When asking for menu modifications, it makes more sense to go for a simple switch. Sure, you might wind up with a salad of some kind, but you have to be realistic about what a restaurant can serve you at a moment’s notice. Most establishments have tested their menu options over and over to make sure everything is just right, and asking the kitchen to swap out several ingredients in one go is frustrating, especially if you’re dining at peak hours and didn’t give the establishment any advance notice.
You may have to give up your dream of magically enjoying a gluten-free and vegan version of a lobster roll, but most restaurants will be happy to suggest an alternative item on the menu. And again, calling ahead can be the perfect way to ensure that a chef has a special dish for you to enjoy when you get to dinner.
4. Be specific
Waiting on dozens of tables a night and juggling multiple special requests can be challenging for even the most seasoned waitstaff. When asking your server about menu substitutes or alerting them to your special dietary needs, let them know exactly what you’re thinking. For instance, if you’re watching your saturated fat, say something specific, like, “I’m looking for an entree that can be cooked with oil instead of butter, because I need to watch my saturated fat.” Or, if you want something vegan, specify that you’re looking for a meal prepared without meat, fish, or dairy. Some people just honestly aren’t sure what falls under the umbrella of a certain special diet, so letting your server know the details up front can save you both a lot of time as they help you navigate the menu.
5. Don’t be embarrassed
You shouldn’t be embarrassed about asking for a menu modification. You are paying an establishment to eat its food, and you shouldn’t get stuck paying for a meal you just can’t eat.
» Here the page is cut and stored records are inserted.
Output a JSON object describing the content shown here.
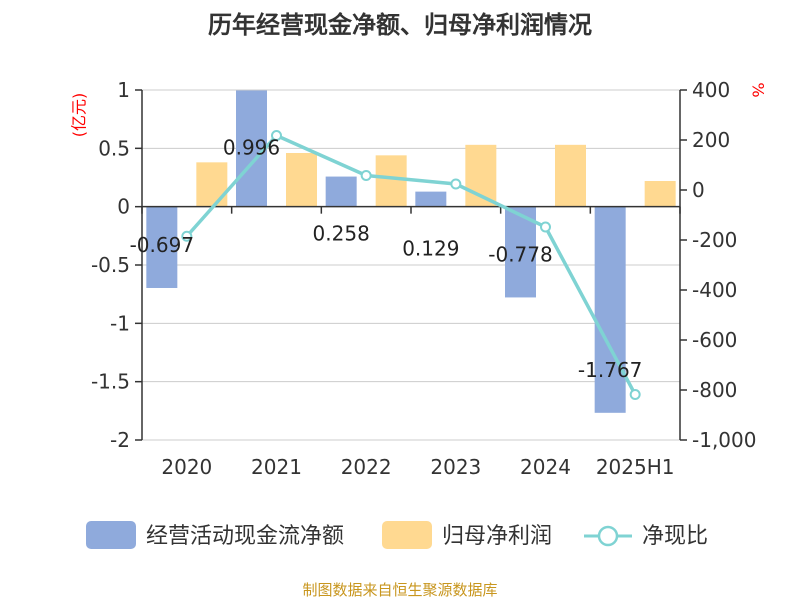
{
  "chart_data": {
    "type": "bar",
    "title": "历年经营现金净额、归母净利润情况",
    "categories": [
      "2020",
      "2021",
      "2022",
      "2023",
      "2024",
      "2025H1"
    ],
    "left_axis": {
      "unit_label": "(亿元)",
      "ylim": [
        -2,
        1
      ],
      "ticks": [
        1,
        0.5,
        0,
        -0.5,
        -1,
        -1.5,
        -2
      ],
      "tick_labels": [
        "1",
        "0.5",
        "0",
        "-0.5",
        "-1",
        "-1.5",
        "-2"
      ]
    },
    "right_axis": {
      "unit_label": "%",
      "ylim": [
        -1000,
        400
      ],
      "ticks": [
        400,
        200,
        0,
        -200,
        -400,
        -600,
        -800,
        -1000
      ],
      "tick_labels": [
        "400",
        "200",
        "0",
        "-200",
        "-400",
        "-600",
        "-800",
        "-1,000"
      ]
    },
    "series": [
      {
        "name": "经营活动现金流净额",
        "kind": "bar",
        "axis": "left",
        "color": "#8faadc",
        "values": [
          -0.697,
          0.996,
          0.258,
          0.129,
          -0.778,
          -1.767
        ],
        "data_labels": [
          "-0.697",
          "0.996",
          "0.258",
          "0.129",
          "-0.778",
          "-1.767"
        ]
      },
      {
        "name": "归母净利润",
        "kind": "bar",
        "axis": "left",
        "color": "#ffd991",
        "values": [
          0.38,
          0.46,
          0.44,
          0.53,
          0.53,
          0.22
        ]
      },
      {
        "name": "净现比",
        "kind": "line",
        "axis": "right",
        "color": "#7fd3d3",
        "values": [
          -185,
          218,
          58,
          24,
          -148,
          -818
        ]
      }
    ],
    "grid": true,
    "legend_position": "bottom"
  },
  "source": "制图数据来自恒生聚源数据库"
}
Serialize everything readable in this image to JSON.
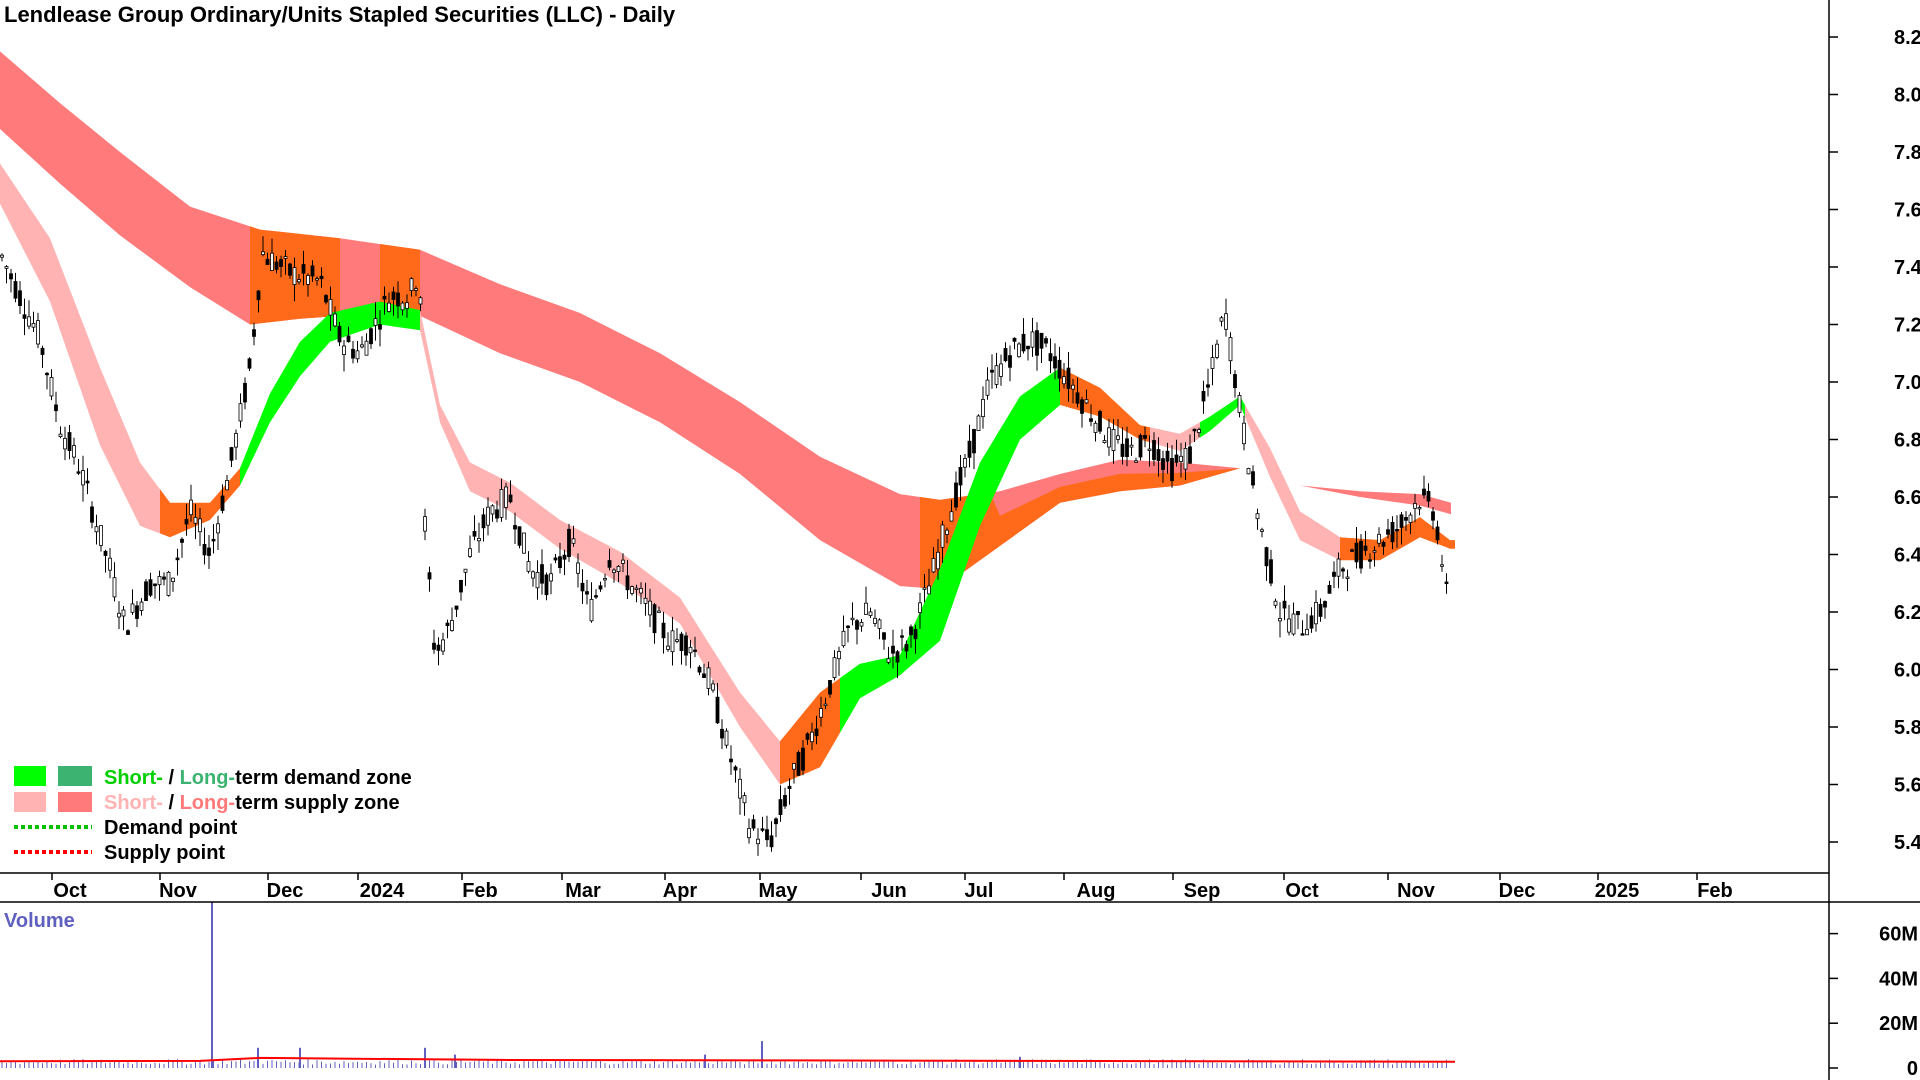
{
  "chart_data": {
    "type": "candlestick",
    "title": "Lendlease Group Ordinary/Units Stapled Securities (LLC) - Daily",
    "price_axis": {
      "ylim": [
        5.3,
        8.3
      ],
      "ticks": [
        "5.4",
        "5.6",
        "5.8",
        "6.0",
        "6.2",
        "6.4",
        "6.6",
        "6.8",
        "7.0",
        "7.2",
        "7.4",
        "7.6",
        "7.8",
        "8.0",
        "8.2"
      ]
    },
    "x_labels": [
      "Oct",
      "Nov",
      "Dec",
      "2024",
      "Feb",
      "Mar",
      "Apr",
      "May",
      "Jun",
      "Jul",
      "Aug",
      "Sep",
      "Oct",
      "Nov",
      "Dec",
      "2025",
      "Feb"
    ],
    "volume_axis": {
      "label": "Volume",
      "ylim": [
        0,
        72
      ],
      "ticks": [
        "0",
        "20M",
        "40M",
        "60M"
      ]
    },
    "colors": {
      "short_demand": "#00ff00",
      "long_demand": "#3cb371",
      "short_supply": "#ffb3b3",
      "long_supply": "#ff7a7a",
      "overlap": "#ff6a1a",
      "demand_point": "#00c000",
      "supply_point": "#ff0000",
      "volume": "#6060c0",
      "volume_ma": "#ff0000"
    },
    "long_term_band": {
      "upper": [
        [
          0,
          8.15
        ],
        [
          60,
          7.97
        ],
        [
          120,
          7.8
        ],
        [
          190,
          7.61
        ],
        [
          260,
          7.53
        ],
        [
          340,
          7.5
        ],
        [
          420,
          7.46
        ],
        [
          500,
          7.34
        ],
        [
          580,
          7.24
        ],
        [
          660,
          7.1
        ],
        [
          740,
          6.93
        ],
        [
          820,
          6.74
        ],
        [
          900,
          6.61
        ],
        [
          940,
          6.59
        ],
        [
          1000,
          6.62
        ],
        [
          1060,
          6.68
        ],
        [
          1120,
          6.73
        ],
        [
          1180,
          6.72
        ],
        [
          1240,
          6.7
        ],
        [
          1300,
          6.64
        ],
        [
          1360,
          6.62
        ],
        [
          1420,
          6.61
        ],
        [
          1451,
          6.58
        ]
      ],
      "lower": [
        [
          0,
          7.88
        ],
        [
          60,
          7.69
        ],
        [
          120,
          7.51
        ],
        [
          190,
          7.33
        ],
        [
          250,
          7.2
        ],
        [
          300,
          7.22
        ],
        [
          340,
          7.23
        ],
        [
          420,
          7.23
        ],
        [
          500,
          7.1
        ],
        [
          580,
          7.0
        ],
        [
          660,
          6.86
        ],
        [
          740,
          6.68
        ],
        [
          820,
          6.45
        ],
        [
          900,
          6.29
        ],
        [
          940,
          6.28
        ],
        [
          1000,
          6.43
        ],
        [
          1060,
          6.58
        ],
        [
          1120,
          6.62
        ],
        [
          1180,
          6.64
        ],
        [
          1240,
          6.7
        ],
        [
          1300,
          6.64
        ],
        [
          1360,
          6.6
        ],
        [
          1420,
          6.57
        ],
        [
          1451,
          6.54
        ]
      ]
    },
    "short_term_band": {
      "upper": [
        [
          0,
          7.76
        ],
        [
          50,
          7.5
        ],
        [
          100,
          7.05
        ],
        [
          140,
          6.72
        ],
        [
          170,
          6.58
        ],
        [
          210,
          6.58
        ],
        [
          240,
          6.7
        ],
        [
          270,
          6.96
        ],
        [
          300,
          7.14
        ],
        [
          330,
          7.24
        ],
        [
          380,
          7.28
        ],
        [
          420,
          7.25
        ],
        [
          440,
          6.92
        ],
        [
          470,
          6.72
        ],
        [
          510,
          6.65
        ],
        [
          560,
          6.52
        ],
        [
          620,
          6.41
        ],
        [
          680,
          6.25
        ],
        [
          740,
          5.92
        ],
        [
          780,
          5.75
        ],
        [
          820,
          5.92
        ],
        [
          860,
          6.02
        ],
        [
          900,
          6.05
        ],
        [
          940,
          6.35
        ],
        [
          980,
          6.72
        ],
        [
          1020,
          6.95
        ],
        [
          1060,
          7.05
        ],
        [
          1100,
          6.98
        ],
        [
          1140,
          6.85
        ],
        [
          1180,
          6.82
        ],
        [
          1210,
          6.88
        ],
        [
          1240,
          6.95
        ],
        [
          1270,
          6.77
        ],
        [
          1300,
          6.55
        ],
        [
          1340,
          6.46
        ],
        [
          1380,
          6.45
        ],
        [
          1420,
          6.53
        ],
        [
          1450,
          6.45
        ]
      ],
      "lower": [
        [
          0,
          7.62
        ],
        [
          50,
          7.28
        ],
        [
          100,
          6.78
        ],
        [
          140,
          6.5
        ],
        [
          170,
          6.46
        ],
        [
          210,
          6.52
        ],
        [
          240,
          6.64
        ],
        [
          270,
          6.86
        ],
        [
          300,
          7.02
        ],
        [
          330,
          7.14
        ],
        [
          380,
          7.2
        ],
        [
          420,
          7.18
        ],
        [
          440,
          6.86
        ],
        [
          470,
          6.62
        ],
        [
          510,
          6.55
        ],
        [
          560,
          6.42
        ],
        [
          620,
          6.3
        ],
        [
          680,
          6.16
        ],
        [
          740,
          5.8
        ],
        [
          780,
          5.6
        ],
        [
          820,
          5.66
        ],
        [
          860,
          5.9
        ],
        [
          900,
          5.98
        ],
        [
          940,
          6.1
        ],
        [
          980,
          6.5
        ],
        [
          1020,
          6.8
        ],
        [
          1060,
          6.92
        ],
        [
          1100,
          6.88
        ],
        [
          1140,
          6.8
        ],
        [
          1180,
          6.76
        ],
        [
          1210,
          6.83
        ],
        [
          1240,
          6.92
        ],
        [
          1270,
          6.67
        ],
        [
          1300,
          6.45
        ],
        [
          1340,
          6.38
        ],
        [
          1380,
          6.38
        ],
        [
          1420,
          6.46
        ],
        [
          1450,
          6.42
        ]
      ]
    },
    "volume_spikes": [
      [
        212,
        74
      ],
      [
        258,
        9
      ],
      [
        300,
        9
      ],
      [
        425,
        9
      ],
      [
        455,
        6
      ],
      [
        705,
        6
      ],
      [
        762,
        12
      ],
      [
        1020,
        5
      ]
    ],
    "legend": [
      {
        "part1": "Short-",
        "sep": " / ",
        "part2": "Long-",
        "rest": "term demand zone"
      },
      {
        "part1": "Short-",
        "sep": " / ",
        "part2": "Long-",
        "rest": "term supply zone"
      },
      {
        "rest": "Demand point"
      },
      {
        "rest": "Supply point"
      }
    ]
  }
}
Food allergies and intolerances are serious medical issues, and you are doing yourself and everyone involved a favor by being politely honest about your needs.
Other health considerations, like low-fat or low-calorie options are also legitimate, and food choices based on moral grounds deserve to be respected too. What and how we eat is deeply personal, and standing up for your needs in a group setting can be nerve-wracking. But even if your dining companions are wink-wink nudge-nudging each over your special requests, you should feel confident that you are doing what you need to make the right decision for your body and mind.
Still nervous? I’ll repeat it one more time – call ahead and explain your situation to someone at the restaurant, and he or she usually will be more than happy to work with you to create a wonderful dining experience. And if the restaurant seems less than willing to accommodate you? You can feel good about bringing your business elsewhere.